What makes UTSA and its engineering program great?

I love the sense of identity and community we have in the College of Engineering (COE). I appreciate all the amazing resources and programs COE offers. It’s incredible what a solid support network and reasonable expectations can do for your studies and your mental health. UTSA is a welcoming university with a rich campus life experience. As a pansexual, I have never felt unwelcome at UTSA. I feel safe and comfortable being unapologetically me. I hope every Roadrunner feels safe being who they are here and in our community. I want to do my part to make UTSA even more welcoming and inclusive so that now and forever, we remain Roadrunners.

Tell us about COE’s Freshman Interest Group (FIG) Program and what it’s like to be a Peer Advisor!
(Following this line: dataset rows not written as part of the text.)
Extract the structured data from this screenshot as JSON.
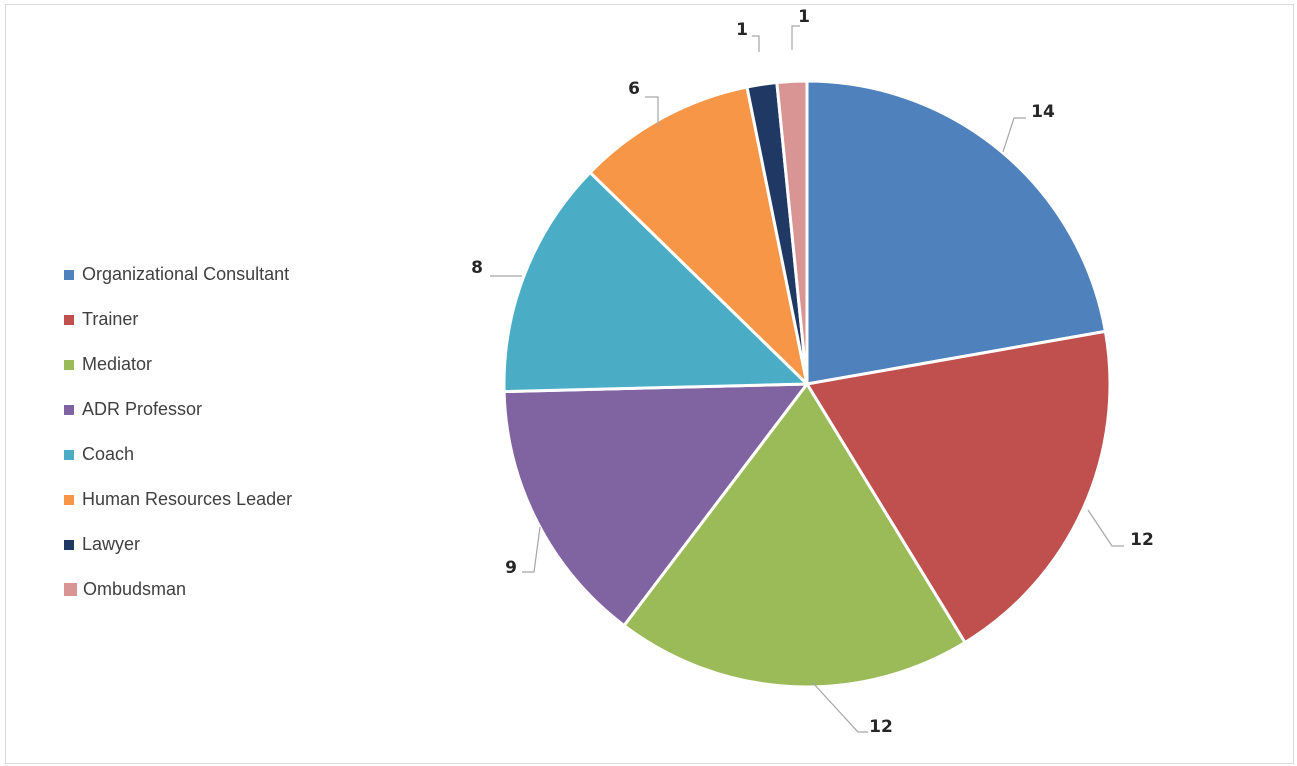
{
  "chart_data": {
    "type": "pie",
    "title": "",
    "legend_position": "left",
    "categories": [
      "Organizational Consultant",
      "Trainer",
      "Mediator",
      "ADR Professor",
      "Coach",
      "Human Resources Leader",
      "Lawyer",
      "Ombudsman"
    ],
    "values": [
      14,
      12,
      12,
      9,
      8,
      6,
      1,
      1
    ],
    "colors": [
      "#4f81bd",
      "#c0504d",
      "#9bbb59",
      "#8064a2",
      "#4bacc6",
      "#f79646",
      "#1f3864",
      "#d99594"
    ],
    "data_labels": [
      "14",
      "12",
      "12",
      "9",
      "8",
      "6",
      "1",
      "1"
    ]
  }
}
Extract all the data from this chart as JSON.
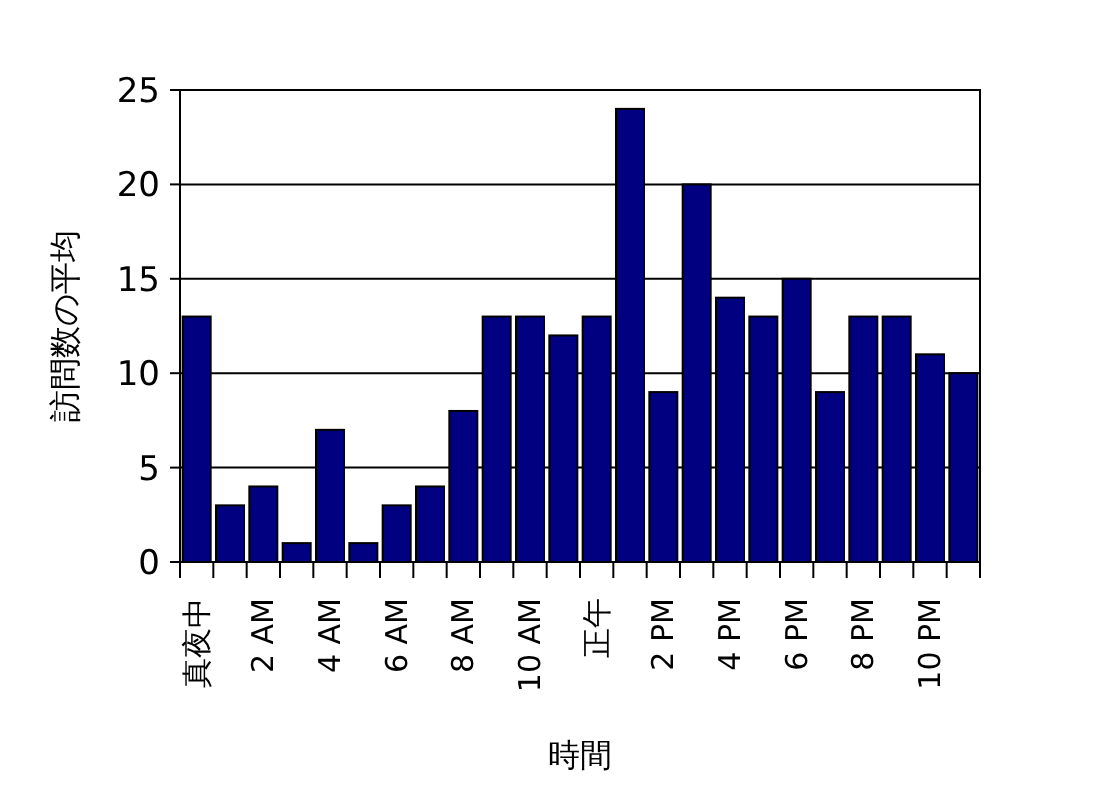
{
  "chart_data": {
    "type": "bar",
    "xlabel": "時間",
    "ylabel": "訪問数の平均",
    "categories": [
      "真夜中",
      null,
      "2 AM",
      null,
      "4 AM",
      null,
      "6 AM",
      null,
      "8 AM",
      null,
      "10 AM",
      null,
      "正午",
      null,
      "2 PM",
      null,
      "4 PM",
      null,
      "6 PM",
      null,
      "8 PM",
      null,
      "10 PM",
      null
    ],
    "values": [
      13,
      3,
      4,
      1,
      7,
      1,
      3,
      4,
      8,
      13,
      13,
      12,
      13,
      24,
      9,
      20,
      14,
      13,
      15,
      9,
      13,
      13,
      11,
      10
    ],
    "color": "#000080",
    "ylim": [
      0,
      25
    ],
    "yticks": [
      0,
      5,
      10,
      15,
      20,
      25
    ],
    "grid": "y"
  }
}
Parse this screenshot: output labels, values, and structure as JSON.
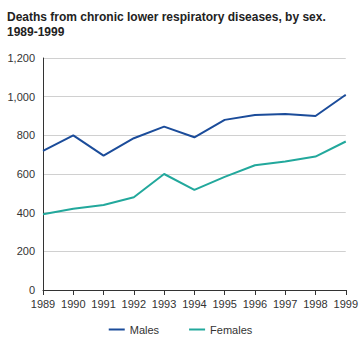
{
  "chart_data": {
    "type": "line",
    "title": "Deaths from chronic lower respiratory diseases, by sex.\n1989-1999",
    "categories": [
      "1989",
      "1990",
      "1991",
      "1992",
      "1993",
      "1994",
      "1995",
      "1996",
      "1997",
      "1998",
      "1999"
    ],
    "series": [
      {
        "name": "Males",
        "color": "#1b4c9a",
        "values": [
          720,
          800,
          695,
          785,
          845,
          790,
          880,
          905,
          910,
          900,
          1010
        ]
      },
      {
        "name": "Females",
        "color": "#22a89c",
        "values": [
          392,
          420,
          440,
          480,
          600,
          518,
          585,
          645,
          665,
          690,
          768
        ]
      }
    ],
    "ylim": [
      0,
      1200
    ],
    "yticks": [
      0,
      200,
      400,
      600,
      800,
      1000,
      1200
    ],
    "grid": true,
    "legend": "bottom"
  }
}
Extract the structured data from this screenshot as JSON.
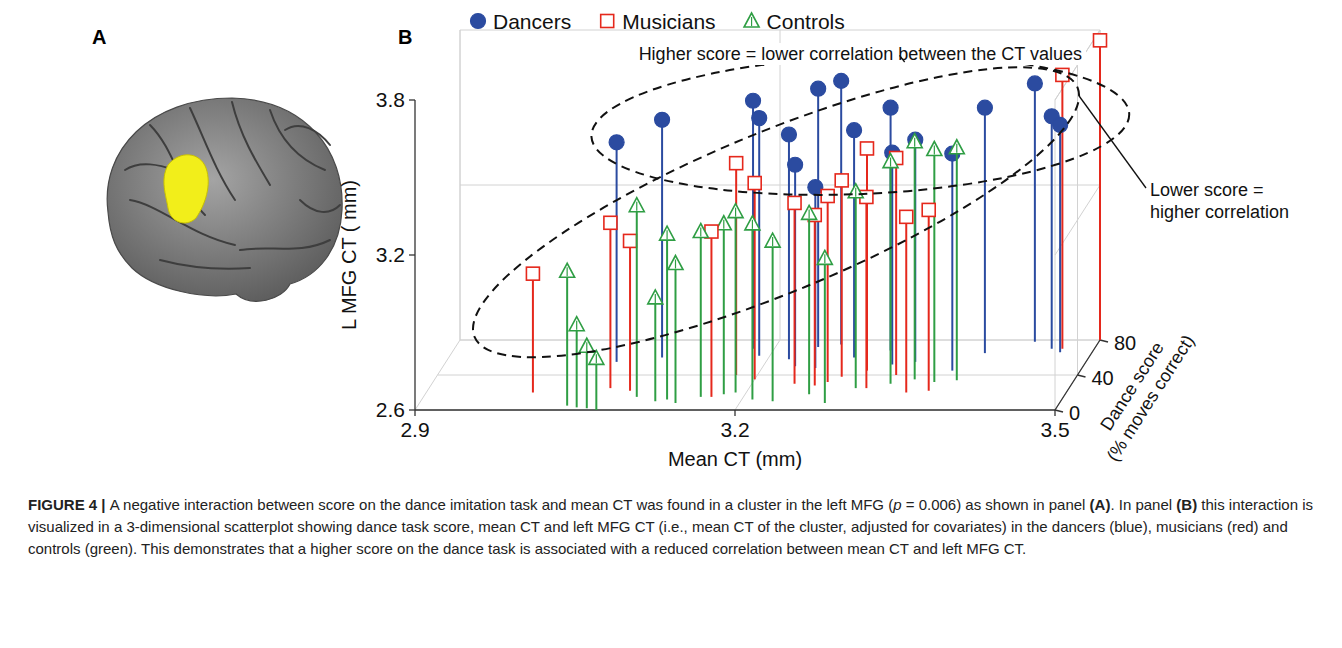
{
  "chart_data": {
    "type": "scatter3d",
    "x_label": "Mean CT (mm)",
    "y_label": "L MFG CT ( mm)",
    "z_label": "Dance score (% moves correct)",
    "xlim": [
      2.9,
      3.5
    ],
    "xticks": [
      2.9,
      3.2,
      3.5
    ],
    "ylim": [
      2.6,
      3.8
    ],
    "yticks": [
      2.6,
      3.2,
      3.8
    ],
    "zlim": [
      0,
      80
    ],
    "zticks": [
      0,
      40,
      80
    ],
    "grid": true,
    "legend": "top",
    "annotations": [
      "Higher score = lower correlation between the CT values",
      "Lower score = higher correlation"
    ],
    "series": [
      {
        "name": "Dancers",
        "color": "#2b4ba0",
        "marker": "circle",
        "x": [
          3.06,
          3.1,
          3.18,
          3.19,
          3.22,
          3.24,
          3.26,
          3.23,
          3.25,
          3.28,
          3.31,
          3.34,
          3.32,
          3.4,
          3.44,
          3.46,
          3.47,
          3.38
        ],
        "values": [
          3.45,
          3.52,
          3.56,
          3.52,
          3.47,
          3.6,
          3.62,
          3.38,
          3.3,
          3.48,
          3.54,
          3.46,
          3.42,
          3.55,
          3.6,
          3.5,
          3.48,
          3.44
        ],
        "dance_score": [
          55,
          60,
          70,
          62,
          58,
          72,
          75,
          50,
          48,
          60,
          68,
          55,
          52,
          65,
          78,
          70,
          66,
          45
        ]
      },
      {
        "name": "Musicians",
        "color": "#e5281c",
        "marker": "square-open",
        "x": [
          3.0,
          3.07,
          3.09,
          3.17,
          3.18,
          3.2,
          3.24,
          3.26,
          3.27,
          3.28,
          3.3,
          3.31,
          3.33,
          3.35,
          3.37,
          3.47,
          3.5
        ],
        "values": [
          3.06,
          3.24,
          3.18,
          3.24,
          3.42,
          3.36,
          3.3,
          3.26,
          3.32,
          3.36,
          3.46,
          3.34,
          3.44,
          3.28,
          3.3,
          3.66,
          3.76
        ],
        "dance_score": [
          20,
          25,
          22,
          15,
          40,
          35,
          30,
          28,
          32,
          38,
          45,
          25,
          40,
          20,
          22,
          70,
          80
        ]
      },
      {
        "name": "Controls",
        "color": "#2f9e44",
        "marker": "triangle-open",
        "x": [
          3.04,
          3.05,
          3.06,
          3.07,
          3.1,
          3.12,
          3.13,
          3.14,
          3.16,
          3.18,
          3.19,
          3.21,
          3.23,
          3.26,
          3.28,
          3.3,
          3.33,
          3.35,
          3.37,
          3.39
        ],
        "values": [
          3.12,
          2.92,
          2.84,
          2.8,
          3.34,
          3.0,
          3.24,
          3.14,
          3.24,
          3.26,
          3.3,
          3.28,
          3.22,
          3.3,
          3.16,
          3.36,
          3.46,
          3.52,
          3.5,
          3.5
        ],
        "dance_score": [
          5,
          3,
          2,
          0,
          15,
          10,
          12,
          8,
          15,
          18,
          20,
          12,
          10,
          18,
          8,
          25,
          30,
          35,
          32,
          34
        ]
      }
    ]
  },
  "panel_labels": [
    "A",
    "B"
  ],
  "caption": {
    "runs": [
      {
        "text": "FIGURE 4 | ",
        "style": "bold"
      },
      {
        "text": "A negative interaction between score on the dance imitation task and mean CT was found in a cluster in the left MFG (",
        "style": "normal"
      },
      {
        "text": "p",
        "style": "italic"
      },
      {
        "text": " = 0.006) as shown in panel ",
        "style": "normal"
      },
      {
        "text": "(A)",
        "style": "bold"
      },
      {
        "text": ". In panel ",
        "style": "normal"
      },
      {
        "text": "(B)",
        "style": "bold"
      },
      {
        "text": " this interaction is visualized in a 3-dimensional scatterplot showing dance task score, mean CT and left MFG CT (i.e., mean CT of the cluster, adjusted for covariates) in the dancers (blue), musicians (red) and controls (green). This demonstrates that a higher score on the dance task is associated with a reduced correlation between mean CT and left MFG CT.",
        "style": "normal"
      }
    ]
  }
}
FIG helps first-year engineering students form connections in their community and create a lasting support network that will help them succeed. I was a FIG student my first year, and I still stay in touch with friends from my cohort. It’s really rewarding to be a Peer Advisor now.

What things are you involved in at UTSA?

I found myself getting really involved in the Student Government Association (SGA), where I currently serve as Speaker of the Senate. I also started a student group called the Council on Diversity and Inclusion (CODI) to help minority groups, like the LGBTQ+ community, feel represented within the COE.

Do you have any advice for Future Roadrunners?

Get involved! This has helped me when I am struggling in my classes. I don’t get overwhelmed or burnt out, because I know I can receive support from the communities I’m involved in.